Use our error APIs to help your users understand what information needs correcting. By doing so, they combine with the power of these new contact formatting rules to elevate the accuracy of stored data on-device. We will initially be supporting addresses from Australia, Canada, United Kingdom and the United States while rolling out support to other countries soon.

Address formatting differences across countries, such as postal code, will be accounted for on a per-region basis. These enhancements to our contact data formatting will make it simpler for users to use Apple Pay at checkout. But before you can check out, you need to have a card in Apple Pay to begin with.

We wanted to make it easier for users to know they can use Apple Pay. There are few ways new and existing users can add cards today. You can scan a card, which uses our stellar camera-recognition technology, but you do need to be in possession of your physical card to do this.

You can add the card from within an issuer app, which works well, but you need to intentionally already be there and have the goal of adding that card. We wanted to make it easier for our users to know they can add a card to Apple Pay by improving discoverability from within Wallet.

Today, we are introducing support for Issuer Extensions to facilitate that goal. For an issuer, this gives them the ability to have that in-app experience of adding a card, but inside of Wallet. The issuer app needs to be installed, and the user needs to have signed into the app at least once so Wallet knows there are cards to surface. Wallet can prompt for re-authentication when adding if the app requires it.

This feature is extension-based: apps will need a non-UI extension. It will report the status of the extension, the passes it has available, and then perform the card data lookup, just like when adding cards to Apple Pay from within an app. It must subclass PKIssuerProvisioningExtensionHandler, and your extension will need an entitlement.

If the non-UI extension reports in its status that authentication is required, then a UI extension is also needed to handle that re-authentication. Your extension view controller should conform to PKIssuerProvisioningExtension- AuthorizationProviding. This UI extension also requires a separate entitlement. If you are interested in supporting issuer extensions, please reach out to us. We will help you determine if issuer extensions make sense for your app and get your app entitled.

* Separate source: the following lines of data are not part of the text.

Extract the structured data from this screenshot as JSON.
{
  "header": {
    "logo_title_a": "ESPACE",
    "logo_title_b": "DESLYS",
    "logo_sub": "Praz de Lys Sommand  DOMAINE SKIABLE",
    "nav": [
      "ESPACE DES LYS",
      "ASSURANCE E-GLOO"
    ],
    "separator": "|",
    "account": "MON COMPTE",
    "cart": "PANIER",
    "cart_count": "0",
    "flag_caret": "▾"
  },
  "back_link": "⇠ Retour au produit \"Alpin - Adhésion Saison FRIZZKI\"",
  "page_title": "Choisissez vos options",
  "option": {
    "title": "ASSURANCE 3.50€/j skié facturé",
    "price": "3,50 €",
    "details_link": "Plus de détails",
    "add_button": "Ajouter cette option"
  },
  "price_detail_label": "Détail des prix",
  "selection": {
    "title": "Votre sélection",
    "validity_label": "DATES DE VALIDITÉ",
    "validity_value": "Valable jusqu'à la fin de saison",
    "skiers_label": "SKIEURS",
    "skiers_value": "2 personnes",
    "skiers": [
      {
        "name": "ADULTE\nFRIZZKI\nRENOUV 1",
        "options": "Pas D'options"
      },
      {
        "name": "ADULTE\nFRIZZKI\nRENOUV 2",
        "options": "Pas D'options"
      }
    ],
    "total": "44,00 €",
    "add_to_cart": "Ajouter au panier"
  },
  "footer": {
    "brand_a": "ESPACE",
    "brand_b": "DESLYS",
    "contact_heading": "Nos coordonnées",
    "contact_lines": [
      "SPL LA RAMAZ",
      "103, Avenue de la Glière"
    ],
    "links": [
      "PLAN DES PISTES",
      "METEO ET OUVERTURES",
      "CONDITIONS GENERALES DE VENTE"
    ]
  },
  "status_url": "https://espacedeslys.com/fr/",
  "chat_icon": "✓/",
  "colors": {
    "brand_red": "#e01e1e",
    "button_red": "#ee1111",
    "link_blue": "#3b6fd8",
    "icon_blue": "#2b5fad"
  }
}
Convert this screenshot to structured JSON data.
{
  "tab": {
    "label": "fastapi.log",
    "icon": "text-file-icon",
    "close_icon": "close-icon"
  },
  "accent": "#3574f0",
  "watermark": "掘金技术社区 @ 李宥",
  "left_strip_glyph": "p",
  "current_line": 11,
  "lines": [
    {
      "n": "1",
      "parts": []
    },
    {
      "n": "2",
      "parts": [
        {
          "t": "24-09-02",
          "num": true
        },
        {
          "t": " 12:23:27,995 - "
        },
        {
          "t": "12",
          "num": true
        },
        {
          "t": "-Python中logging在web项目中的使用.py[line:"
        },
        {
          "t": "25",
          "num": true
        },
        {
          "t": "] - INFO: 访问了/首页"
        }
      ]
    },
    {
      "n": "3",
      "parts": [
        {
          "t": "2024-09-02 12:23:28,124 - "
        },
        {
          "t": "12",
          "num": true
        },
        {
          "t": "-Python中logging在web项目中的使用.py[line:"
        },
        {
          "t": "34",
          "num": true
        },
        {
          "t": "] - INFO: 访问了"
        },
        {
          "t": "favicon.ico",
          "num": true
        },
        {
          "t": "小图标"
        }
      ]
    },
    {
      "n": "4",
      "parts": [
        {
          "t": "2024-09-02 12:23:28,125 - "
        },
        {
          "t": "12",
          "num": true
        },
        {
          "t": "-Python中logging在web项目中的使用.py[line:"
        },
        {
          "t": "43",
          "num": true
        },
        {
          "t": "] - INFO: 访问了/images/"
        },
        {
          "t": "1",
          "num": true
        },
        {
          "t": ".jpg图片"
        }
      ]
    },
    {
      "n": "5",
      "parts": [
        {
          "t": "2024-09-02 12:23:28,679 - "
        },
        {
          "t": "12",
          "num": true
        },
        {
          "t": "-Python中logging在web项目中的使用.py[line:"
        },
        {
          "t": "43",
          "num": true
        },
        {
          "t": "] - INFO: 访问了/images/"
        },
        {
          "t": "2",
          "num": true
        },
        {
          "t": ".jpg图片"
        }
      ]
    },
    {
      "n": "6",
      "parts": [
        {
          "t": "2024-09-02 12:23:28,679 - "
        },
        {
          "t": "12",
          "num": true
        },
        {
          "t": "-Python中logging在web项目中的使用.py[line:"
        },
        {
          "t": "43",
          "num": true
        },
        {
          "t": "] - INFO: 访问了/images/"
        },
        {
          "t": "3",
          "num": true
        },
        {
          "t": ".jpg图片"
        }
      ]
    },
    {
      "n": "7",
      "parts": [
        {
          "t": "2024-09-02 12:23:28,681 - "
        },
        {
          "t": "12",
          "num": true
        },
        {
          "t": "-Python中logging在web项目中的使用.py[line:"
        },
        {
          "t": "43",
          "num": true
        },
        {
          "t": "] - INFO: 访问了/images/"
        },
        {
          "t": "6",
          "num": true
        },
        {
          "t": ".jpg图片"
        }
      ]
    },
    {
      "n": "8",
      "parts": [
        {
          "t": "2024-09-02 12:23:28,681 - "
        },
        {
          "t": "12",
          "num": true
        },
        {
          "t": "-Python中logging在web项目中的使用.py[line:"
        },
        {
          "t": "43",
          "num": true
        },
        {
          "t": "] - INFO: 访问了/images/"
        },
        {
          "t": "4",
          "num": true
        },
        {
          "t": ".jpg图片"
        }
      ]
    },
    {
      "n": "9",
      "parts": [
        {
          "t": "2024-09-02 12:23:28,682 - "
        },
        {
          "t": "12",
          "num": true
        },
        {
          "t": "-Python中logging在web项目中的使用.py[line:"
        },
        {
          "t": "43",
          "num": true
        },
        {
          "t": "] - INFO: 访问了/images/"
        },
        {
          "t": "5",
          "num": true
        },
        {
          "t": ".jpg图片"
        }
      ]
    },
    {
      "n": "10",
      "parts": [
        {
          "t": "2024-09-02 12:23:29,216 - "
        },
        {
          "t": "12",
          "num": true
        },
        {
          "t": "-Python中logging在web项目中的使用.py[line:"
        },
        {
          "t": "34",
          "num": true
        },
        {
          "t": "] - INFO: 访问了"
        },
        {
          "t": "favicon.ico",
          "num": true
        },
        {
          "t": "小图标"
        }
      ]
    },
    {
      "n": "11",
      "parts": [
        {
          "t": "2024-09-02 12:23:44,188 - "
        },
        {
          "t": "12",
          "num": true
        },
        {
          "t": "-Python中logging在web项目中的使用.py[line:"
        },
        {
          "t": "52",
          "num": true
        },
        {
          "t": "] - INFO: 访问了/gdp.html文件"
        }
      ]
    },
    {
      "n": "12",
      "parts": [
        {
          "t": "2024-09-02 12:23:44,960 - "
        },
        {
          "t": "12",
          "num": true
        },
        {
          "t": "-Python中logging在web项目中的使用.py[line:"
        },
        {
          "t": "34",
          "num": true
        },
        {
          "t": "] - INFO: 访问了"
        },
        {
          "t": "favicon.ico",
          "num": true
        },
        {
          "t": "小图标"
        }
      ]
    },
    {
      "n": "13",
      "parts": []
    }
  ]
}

We've covered a lot of changes today, and I wanted to quickly review them. I introduced a new style and new button types for PKPaymentButton. We talked about App Clips and how you can leverage Apple Pay even when your app isn't downloaded. We are now providing full Mac support: native and Catalyst. Mac support and App Clips will benefit greatly from our new standardized contact information formatting by region. The experience of using Apple Pay will be more consistent as more users are onboarded onto the platform. And finally, we introduced extensions for card issuers.

We're really excited for you to leverage these changes in your apps. We encourage you to add support for App Clips and Apple Pay to build even better commerce experiences. Use our new buttons while you're at it. Use the new static URL for your Apple Pay sessions natively and on the Web. Take a look at our code sample for supporting Apple Pay on Mac found in our resources. And finally, adopt our error APIs for an all-around better checkout experience. Thanks for attending today, and I hope you've had a great WWDC.